In Sardegna cosa è successo per lei?
«Il centrodestra ha scelto il candidato sbagliato. Basta guardare i dati: noi abbiamo ottenuto il 42,6 % mentre il centrodestra il 48,8. In Abruzzo abbiamo perso, quindi, forse il metodo attuale del centro sinistra non è la soluzione».

C’è stato qualcuno che le ha chiesto di rimanere? Ha avuto modo di sentire la segretaria del partito Elly Schlein?
«La segretaria del partito non mi ha chiamato, ma ho ricevuto diversi messaggi di sostegno da parte di altri esponenti nazionali. Ho sentito Lia Quartapelle, Bussolati, Fiano. Mi hanno chiesto di fare un passo indietro, ma non è possibile perché credo che il PD sia il perno del centro-sinistra, ma non vedo prospettive per tornare indietro».

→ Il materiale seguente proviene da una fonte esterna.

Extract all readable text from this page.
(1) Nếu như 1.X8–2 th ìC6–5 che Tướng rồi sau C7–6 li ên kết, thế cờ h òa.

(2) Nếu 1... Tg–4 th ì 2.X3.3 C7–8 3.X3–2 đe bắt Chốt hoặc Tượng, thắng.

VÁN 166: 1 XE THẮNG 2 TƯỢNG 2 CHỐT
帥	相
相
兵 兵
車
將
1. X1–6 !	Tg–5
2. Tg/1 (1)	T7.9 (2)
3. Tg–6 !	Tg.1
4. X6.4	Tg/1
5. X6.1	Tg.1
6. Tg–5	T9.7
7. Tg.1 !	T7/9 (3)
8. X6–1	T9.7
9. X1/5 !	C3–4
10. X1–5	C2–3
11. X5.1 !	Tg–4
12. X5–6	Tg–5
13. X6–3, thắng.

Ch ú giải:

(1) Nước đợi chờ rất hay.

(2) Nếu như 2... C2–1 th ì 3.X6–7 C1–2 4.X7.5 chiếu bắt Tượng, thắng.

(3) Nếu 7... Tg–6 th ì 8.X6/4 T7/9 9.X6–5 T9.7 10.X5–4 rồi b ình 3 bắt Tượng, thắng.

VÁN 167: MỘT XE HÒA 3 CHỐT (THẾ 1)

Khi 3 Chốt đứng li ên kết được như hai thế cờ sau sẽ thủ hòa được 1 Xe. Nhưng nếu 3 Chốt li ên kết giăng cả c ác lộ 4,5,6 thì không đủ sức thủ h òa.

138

Si augura che questo gesto possa fare da monito per il partito?
«Sì e mi auguro che il partito recepisca il messaggio. Vorrei che su temi così importanti, che incidono sulle vite delle persone, fossero trattati con maggiore serietà e in maniera più approfondita, perché quando si parla del conflitto israelo-palestinese, non esiste un torto e una ragione. Ci sono due storie e noi, dal confort delle nostre case, dovremmo avvicinare le persone».

 

 

Quale è la cosa che più l’ha fatta arrabbiare?
«Il fatto che non ci sia stata chiarezza e che mi abbiano sempre attaccato perché contesto la parola genocidio. Credo sia inaccettabile».

Dove si vede in futuro? C’è chi pensa che potrebbe approdare in Azione o Più Europa...
«È ancora presto per dirlo, ma la priorità per me resta quella di rafforzare l’area riformista, atlantista ed europeista. Come dicevo sono indigesto al campo largo».

Nei giorni scorsi a dare le dimissioni dalla carica di presidente dell’Anpi provinciale di Milano e del Comitato Permanente antifascista è stato anche Roberto Cenati. La scelta era stata presa in contrasto alla decisione dell’Anpi nazionale di partecipare a una manifestazione contro “il genocidio” a Gaza. Vi siete sentiti?
«Non abbiamo avuto contatti telefonici, ma la decisione di Roberto Cenati è indicativa di un clima poco positivo. Cenati ha mantenuto un equilibrio che ha evitato all’Anpi di cadere nel populismo. Penso che il centro sinistra debba riflettere attentamente anche su questo. Lo candiderò all’Ambrogino d'Oro».